# Definite integral challenge...

#### DreamWeaver

##### Well-known member
For $$\displaystyle m \in \mathbb{Z}^+$$, and $$\displaystyle a, \, z \in \mathbb{R} > 0$$, evaluate the definite integral:

$$\displaystyle \int_0^z\frac{x^m}{(a+\log x)}\,dx$$

[I'll be adding a few generalized forms like this in the logarithmic integrals thread, in Maths Notes, shortly... ]

#### Random Variable

##### Well-known member
MHB Math Helper
You can find an antiderivative in terms of the exponential integral.
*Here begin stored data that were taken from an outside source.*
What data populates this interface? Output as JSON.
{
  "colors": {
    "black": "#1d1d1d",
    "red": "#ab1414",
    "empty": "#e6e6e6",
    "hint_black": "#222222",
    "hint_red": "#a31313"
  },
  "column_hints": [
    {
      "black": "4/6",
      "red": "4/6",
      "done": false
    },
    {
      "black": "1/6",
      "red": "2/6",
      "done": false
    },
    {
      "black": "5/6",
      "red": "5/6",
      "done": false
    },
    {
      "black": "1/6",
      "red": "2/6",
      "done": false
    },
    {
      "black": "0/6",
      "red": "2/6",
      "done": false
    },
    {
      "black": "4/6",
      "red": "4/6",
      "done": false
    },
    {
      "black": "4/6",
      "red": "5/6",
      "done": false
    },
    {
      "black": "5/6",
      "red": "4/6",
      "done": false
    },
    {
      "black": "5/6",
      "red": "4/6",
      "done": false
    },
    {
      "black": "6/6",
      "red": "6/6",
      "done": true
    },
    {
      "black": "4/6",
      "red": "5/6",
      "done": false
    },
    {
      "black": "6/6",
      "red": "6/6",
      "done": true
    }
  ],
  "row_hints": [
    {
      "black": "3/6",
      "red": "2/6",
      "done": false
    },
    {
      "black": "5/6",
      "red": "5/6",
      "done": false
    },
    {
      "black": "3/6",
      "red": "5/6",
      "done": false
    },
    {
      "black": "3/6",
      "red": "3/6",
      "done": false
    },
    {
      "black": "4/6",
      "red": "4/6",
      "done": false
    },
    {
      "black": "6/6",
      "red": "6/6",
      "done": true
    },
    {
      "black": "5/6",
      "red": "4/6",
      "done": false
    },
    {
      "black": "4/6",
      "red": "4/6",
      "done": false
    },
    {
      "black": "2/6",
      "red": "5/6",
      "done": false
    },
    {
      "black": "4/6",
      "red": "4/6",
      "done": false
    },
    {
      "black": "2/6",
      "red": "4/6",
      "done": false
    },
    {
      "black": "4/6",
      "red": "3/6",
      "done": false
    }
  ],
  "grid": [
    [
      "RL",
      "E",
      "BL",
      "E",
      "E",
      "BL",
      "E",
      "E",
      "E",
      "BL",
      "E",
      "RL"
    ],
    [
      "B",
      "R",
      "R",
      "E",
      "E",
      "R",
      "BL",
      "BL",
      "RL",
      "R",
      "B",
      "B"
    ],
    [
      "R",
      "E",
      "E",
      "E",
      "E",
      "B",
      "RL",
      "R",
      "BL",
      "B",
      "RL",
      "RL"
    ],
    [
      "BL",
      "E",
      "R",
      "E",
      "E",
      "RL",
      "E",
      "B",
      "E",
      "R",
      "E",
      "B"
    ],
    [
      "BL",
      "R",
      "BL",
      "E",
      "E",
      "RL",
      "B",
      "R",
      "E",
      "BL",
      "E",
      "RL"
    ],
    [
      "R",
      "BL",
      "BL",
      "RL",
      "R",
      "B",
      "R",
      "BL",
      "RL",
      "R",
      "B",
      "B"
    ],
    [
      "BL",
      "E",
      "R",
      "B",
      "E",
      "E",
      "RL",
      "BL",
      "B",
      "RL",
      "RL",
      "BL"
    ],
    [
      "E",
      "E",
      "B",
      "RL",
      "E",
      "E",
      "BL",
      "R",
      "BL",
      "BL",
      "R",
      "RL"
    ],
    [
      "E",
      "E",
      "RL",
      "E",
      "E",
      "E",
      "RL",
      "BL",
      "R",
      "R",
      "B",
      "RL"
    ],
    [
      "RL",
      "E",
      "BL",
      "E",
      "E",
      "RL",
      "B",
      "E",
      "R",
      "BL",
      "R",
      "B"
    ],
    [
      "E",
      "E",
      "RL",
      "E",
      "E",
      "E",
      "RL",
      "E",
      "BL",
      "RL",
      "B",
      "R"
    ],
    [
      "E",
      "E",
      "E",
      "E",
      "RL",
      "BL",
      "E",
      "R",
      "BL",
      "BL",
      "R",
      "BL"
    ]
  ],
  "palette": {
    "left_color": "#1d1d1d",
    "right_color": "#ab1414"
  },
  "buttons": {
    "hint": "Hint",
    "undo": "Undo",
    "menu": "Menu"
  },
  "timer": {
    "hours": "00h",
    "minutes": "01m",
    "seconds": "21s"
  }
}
$\displaystyle \int \frac{x^{m}}{a+\ln x} \ dx = \int \frac{e^{u(m+1)}}{a+u} \ du = e^{-a(m+1)} \int \frac{e^{m(w+1)}}{w} \ dw$

$\displaystyle = e^{-a(m+1)} \ \text{Ei} \Big( w(m+1) \Big) + C$

$\displaystyle = e^{-a(m+1)} \ \text{Ei} \Big( (a+u) (m+1) \Big) + C$

$\displaystyle = e^{-a(m+1)} \ \text{Ei} \Big( (a+\ln x) (m+1) \Big) + C$

And I think you need more restrictions on the parameters to guarantee convergence.